The weight for height index gives an insensitive assessment of fatness, especially in children, because this complex index also includes the contribution of bone, muscle, and water. In spite of its insensitive nature a marked increase for the weight for height index was demonstrated in 9 and 10 year olds and, to a lesser extent, in 7 and 8 year olds. That the trend in weight for height index is mainly due to changes in fatness was confirmed by the consistent increase in triceps skinfold thickness in English and Scottish boys and girls. The increase in triceps skinfold thickness was more marked in older children, but also apparent in the younger age group (5 and 6 year olds). Both types of assessments clearly demonstrated that the increase in fatness was greater in Scottish than English children. An important consequence of our results is that for monitoring purposes a weight for height index may provide false reassurance as long term follow up and large samples are required to demonstrate a trend. We recommend, therefore, the use of skinfold thicknesses, preferably triceps and subscapular, to monitor obesity in children.

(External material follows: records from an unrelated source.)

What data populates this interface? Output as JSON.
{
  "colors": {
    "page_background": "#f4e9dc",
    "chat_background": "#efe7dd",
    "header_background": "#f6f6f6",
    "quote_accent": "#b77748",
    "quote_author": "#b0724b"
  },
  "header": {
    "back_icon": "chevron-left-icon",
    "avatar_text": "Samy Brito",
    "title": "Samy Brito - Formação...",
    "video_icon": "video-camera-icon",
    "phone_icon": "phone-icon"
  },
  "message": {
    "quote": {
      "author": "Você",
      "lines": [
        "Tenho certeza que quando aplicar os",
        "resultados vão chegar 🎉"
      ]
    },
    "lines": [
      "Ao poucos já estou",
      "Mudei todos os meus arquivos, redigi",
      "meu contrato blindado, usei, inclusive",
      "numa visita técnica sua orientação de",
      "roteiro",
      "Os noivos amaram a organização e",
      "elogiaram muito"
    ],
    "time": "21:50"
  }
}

The increases in weight for height index and triceps skinfold thickness do not augur well for targets in the reduction of obesity,15 as previously commented by Chinn and Rona,3 who found no consistent differences in trends by social group. Although there is some suggestion that in Scottish children triceps skinfold thickness may have reached a plateau there is no evidence of a cessation of the trend in weight for height index. The presentation of the results for 23 years confirm the essence of previous reports, and in the light of the Department of Health study,16 that found the proportion of obese men and women in the UK had doubled between 1980 and 1993, to 13% and 16% respectively, may provide added incentive for the development of preventive interventions against obesity for the whole population.
The authors thank colleagues in the team and all parents, children, and helpers in the study areas. The study was funded by the Department of Health and Scottish Home and Health Department.